Znamy format "odwołanego Majora". 20 zespołów na TI 11?

W odcinku zatytułowanym „BREAKING NEWS about the Major and TI - We Say Things 135" SUNSfan przekazuje swojemu koledze i widzom poniekąd poufne informacje. Wszystko to dzięki korespondencji Amerykanina z organizatorami regionalnych lig Dota Pro Circuit. Według relacji przedstawiciele Valve skontaktowali się z drużynami i omówili ustalenia co do pozostałej części sezonu DPC 21-22. Najpilniejszą informacją jest to, że w związku z konkluzją pierwszego touru sezonu 21/22 DPC zamiast międzyregionalnego Majora otrzymamy pomniejsze turnieje regionalne, tzw. Final Four.

Punkty DPC z "odwołanego Majora" po raz kolejny zmieniają adresata. Wstępnie Valve zdecydowało, że punkty zasilą pozostałe dwa Majory. Tym razem wiatr zawiał tak, że punkty DPC zostaną przeniesione na rozgrywki regionalne. Każdy z tych sześciu turniejów będzie miał pulę nagród w wysokości 100 tysięcy dolarów.

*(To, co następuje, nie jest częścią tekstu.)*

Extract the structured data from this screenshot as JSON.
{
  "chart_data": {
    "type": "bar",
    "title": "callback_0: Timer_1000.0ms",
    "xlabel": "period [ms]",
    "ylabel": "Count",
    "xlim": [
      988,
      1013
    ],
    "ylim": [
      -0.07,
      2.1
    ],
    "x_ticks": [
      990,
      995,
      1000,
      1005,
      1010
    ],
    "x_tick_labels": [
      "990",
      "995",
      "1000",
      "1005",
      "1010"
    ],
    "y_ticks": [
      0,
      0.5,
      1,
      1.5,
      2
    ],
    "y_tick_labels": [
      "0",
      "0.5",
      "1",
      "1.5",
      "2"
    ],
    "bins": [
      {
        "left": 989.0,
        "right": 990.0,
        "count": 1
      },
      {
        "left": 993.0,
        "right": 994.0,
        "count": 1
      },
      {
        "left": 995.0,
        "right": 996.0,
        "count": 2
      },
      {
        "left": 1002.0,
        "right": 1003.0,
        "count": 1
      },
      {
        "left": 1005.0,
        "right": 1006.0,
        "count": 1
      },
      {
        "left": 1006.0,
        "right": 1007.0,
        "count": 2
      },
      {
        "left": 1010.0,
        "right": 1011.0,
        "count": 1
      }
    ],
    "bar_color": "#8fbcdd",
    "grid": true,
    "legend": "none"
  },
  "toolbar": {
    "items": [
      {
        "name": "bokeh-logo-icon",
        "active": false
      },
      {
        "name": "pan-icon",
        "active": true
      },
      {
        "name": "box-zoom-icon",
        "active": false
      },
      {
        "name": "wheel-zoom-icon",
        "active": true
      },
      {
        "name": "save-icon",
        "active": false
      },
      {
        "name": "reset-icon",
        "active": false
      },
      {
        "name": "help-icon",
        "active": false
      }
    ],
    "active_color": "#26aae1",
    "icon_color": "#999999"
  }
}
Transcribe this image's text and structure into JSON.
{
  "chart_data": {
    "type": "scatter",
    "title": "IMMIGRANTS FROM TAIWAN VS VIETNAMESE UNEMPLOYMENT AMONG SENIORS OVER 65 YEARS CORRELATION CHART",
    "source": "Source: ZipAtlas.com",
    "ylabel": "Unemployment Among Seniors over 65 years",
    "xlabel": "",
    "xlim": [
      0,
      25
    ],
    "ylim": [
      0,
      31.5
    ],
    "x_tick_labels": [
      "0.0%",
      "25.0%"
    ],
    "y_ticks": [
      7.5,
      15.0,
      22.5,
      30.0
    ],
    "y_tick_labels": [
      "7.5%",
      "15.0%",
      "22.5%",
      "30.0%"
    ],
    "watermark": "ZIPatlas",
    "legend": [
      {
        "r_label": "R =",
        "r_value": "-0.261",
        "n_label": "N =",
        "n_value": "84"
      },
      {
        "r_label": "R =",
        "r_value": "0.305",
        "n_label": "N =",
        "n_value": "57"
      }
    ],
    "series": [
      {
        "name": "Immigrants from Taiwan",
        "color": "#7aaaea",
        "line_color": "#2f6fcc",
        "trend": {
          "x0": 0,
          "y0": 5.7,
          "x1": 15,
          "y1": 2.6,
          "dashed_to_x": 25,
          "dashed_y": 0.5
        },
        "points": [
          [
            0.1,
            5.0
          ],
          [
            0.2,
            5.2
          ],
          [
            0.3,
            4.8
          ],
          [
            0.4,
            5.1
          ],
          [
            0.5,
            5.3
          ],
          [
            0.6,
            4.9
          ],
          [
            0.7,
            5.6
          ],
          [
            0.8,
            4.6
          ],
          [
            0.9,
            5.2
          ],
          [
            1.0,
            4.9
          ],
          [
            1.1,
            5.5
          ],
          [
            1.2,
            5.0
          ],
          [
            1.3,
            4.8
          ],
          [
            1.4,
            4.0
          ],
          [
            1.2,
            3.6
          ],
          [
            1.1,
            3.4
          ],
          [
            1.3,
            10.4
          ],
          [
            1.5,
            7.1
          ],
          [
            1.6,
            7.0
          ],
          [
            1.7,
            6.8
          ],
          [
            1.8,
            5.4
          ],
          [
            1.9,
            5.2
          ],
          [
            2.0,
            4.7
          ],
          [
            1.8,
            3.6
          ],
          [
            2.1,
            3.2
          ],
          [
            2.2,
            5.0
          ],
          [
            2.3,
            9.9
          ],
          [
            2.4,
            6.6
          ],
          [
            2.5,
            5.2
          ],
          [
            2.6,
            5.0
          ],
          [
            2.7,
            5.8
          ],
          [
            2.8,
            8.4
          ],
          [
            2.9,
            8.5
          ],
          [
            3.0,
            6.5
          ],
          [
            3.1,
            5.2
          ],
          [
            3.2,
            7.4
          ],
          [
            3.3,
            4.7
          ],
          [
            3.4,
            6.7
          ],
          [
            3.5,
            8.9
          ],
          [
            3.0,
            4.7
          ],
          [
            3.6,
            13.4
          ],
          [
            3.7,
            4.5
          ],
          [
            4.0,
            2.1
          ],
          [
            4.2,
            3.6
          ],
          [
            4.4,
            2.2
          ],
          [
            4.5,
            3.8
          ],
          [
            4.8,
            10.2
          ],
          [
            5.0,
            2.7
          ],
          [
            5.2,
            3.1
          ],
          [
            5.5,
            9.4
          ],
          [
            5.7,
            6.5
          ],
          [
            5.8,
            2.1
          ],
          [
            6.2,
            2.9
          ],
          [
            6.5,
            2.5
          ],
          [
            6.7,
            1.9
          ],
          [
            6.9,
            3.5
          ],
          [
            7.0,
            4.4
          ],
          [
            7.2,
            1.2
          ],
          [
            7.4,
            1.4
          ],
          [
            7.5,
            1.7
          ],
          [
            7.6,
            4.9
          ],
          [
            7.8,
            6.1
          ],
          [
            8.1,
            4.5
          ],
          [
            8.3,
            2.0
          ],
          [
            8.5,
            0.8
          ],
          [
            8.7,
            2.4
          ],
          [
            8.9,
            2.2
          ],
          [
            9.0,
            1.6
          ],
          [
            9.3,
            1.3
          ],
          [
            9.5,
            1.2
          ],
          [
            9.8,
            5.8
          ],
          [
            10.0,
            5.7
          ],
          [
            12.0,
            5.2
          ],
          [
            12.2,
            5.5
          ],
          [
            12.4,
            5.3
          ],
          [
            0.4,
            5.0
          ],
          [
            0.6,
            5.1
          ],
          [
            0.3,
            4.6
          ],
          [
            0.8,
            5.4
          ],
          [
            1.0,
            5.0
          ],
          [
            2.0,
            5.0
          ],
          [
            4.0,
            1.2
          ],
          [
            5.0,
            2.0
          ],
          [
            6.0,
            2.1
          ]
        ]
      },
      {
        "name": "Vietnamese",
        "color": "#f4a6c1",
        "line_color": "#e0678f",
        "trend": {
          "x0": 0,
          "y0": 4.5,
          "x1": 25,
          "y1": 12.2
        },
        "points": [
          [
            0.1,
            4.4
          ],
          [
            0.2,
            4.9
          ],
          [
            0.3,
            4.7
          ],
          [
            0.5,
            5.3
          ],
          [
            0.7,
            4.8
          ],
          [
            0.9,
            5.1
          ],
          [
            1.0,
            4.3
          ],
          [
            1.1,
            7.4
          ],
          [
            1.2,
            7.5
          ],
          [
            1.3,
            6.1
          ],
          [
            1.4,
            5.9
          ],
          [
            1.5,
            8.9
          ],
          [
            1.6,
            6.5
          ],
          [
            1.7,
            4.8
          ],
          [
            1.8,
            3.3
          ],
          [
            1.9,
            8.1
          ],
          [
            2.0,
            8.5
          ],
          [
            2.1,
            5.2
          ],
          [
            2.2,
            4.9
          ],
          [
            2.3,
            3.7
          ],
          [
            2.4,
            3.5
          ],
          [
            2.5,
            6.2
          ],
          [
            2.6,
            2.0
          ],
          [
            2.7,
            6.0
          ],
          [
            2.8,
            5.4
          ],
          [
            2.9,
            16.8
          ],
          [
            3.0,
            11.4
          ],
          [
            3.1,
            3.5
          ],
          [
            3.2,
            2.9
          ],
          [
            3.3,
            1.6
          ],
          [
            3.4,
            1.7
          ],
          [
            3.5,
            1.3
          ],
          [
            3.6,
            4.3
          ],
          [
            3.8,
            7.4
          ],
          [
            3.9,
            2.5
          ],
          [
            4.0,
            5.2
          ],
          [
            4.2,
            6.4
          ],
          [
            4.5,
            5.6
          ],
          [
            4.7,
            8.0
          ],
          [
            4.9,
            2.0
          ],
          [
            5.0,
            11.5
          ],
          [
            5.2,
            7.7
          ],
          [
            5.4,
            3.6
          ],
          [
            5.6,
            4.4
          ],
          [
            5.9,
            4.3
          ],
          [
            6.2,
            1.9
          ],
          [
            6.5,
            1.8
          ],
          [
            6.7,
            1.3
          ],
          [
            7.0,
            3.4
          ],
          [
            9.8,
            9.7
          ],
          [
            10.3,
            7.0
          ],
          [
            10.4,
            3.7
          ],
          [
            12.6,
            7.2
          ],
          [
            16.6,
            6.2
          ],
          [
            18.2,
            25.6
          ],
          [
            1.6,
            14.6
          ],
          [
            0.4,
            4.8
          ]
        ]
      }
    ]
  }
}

20 zespołów na Internationalu w 2022?

Poza informacjami na temat odwołanego Majora SUNSfan poinformował, że powstanie dodatkowy turniej kwalifikacyjny na TI dla zespołów, którym kwalifikacja w dotychczas tradycyjne sposoby się nie udała. Zakładamy, że jest to związane z potencjalną nierelatywnością punktów DPC w związku z regionalnym Majorem. Dzięki temu nieregularność formatu zostanie zrekompensowana większą liczbą partycypujących ekip.

Mianowicie, do tej pory awans do Turnieju Marzeń mogło zdobyć 18 formacji. Dwanaście z nich otrzymywało zaproszenie poprzez wypracowanie największej liczby punktów DPC. Pozostała szóstka po konkluzji sezonu regularnego zapewniała sobie przepustkę na TI na drodze regionalnych turniejów offline.

W tym sezonie po rozstrzygnięciu "turnieju ostatniej szansy" odbędzie się turniej "naprawdę ostatniej szansy" i według zapowiedzi będzie wydarzeniem offline. Niniejsze wydarzenie rozegra się pomiędzy zespołami z całego świata. Jego uczestnikami będą formacje, które w zamkniętych kwalifikacjach do Internationala zajmą miejsca 2-3. Dwie najlepsze otrzymają bilet na TI 11.

Nowy format The International nie przewiduje w tym roku wielkich zmian. Dwadzieścia drużyn zmierzy się najpierw w fazie grupowej. Cztery najgorsze nie doczekają przyjemności wyjścia na scenę główną turnieju.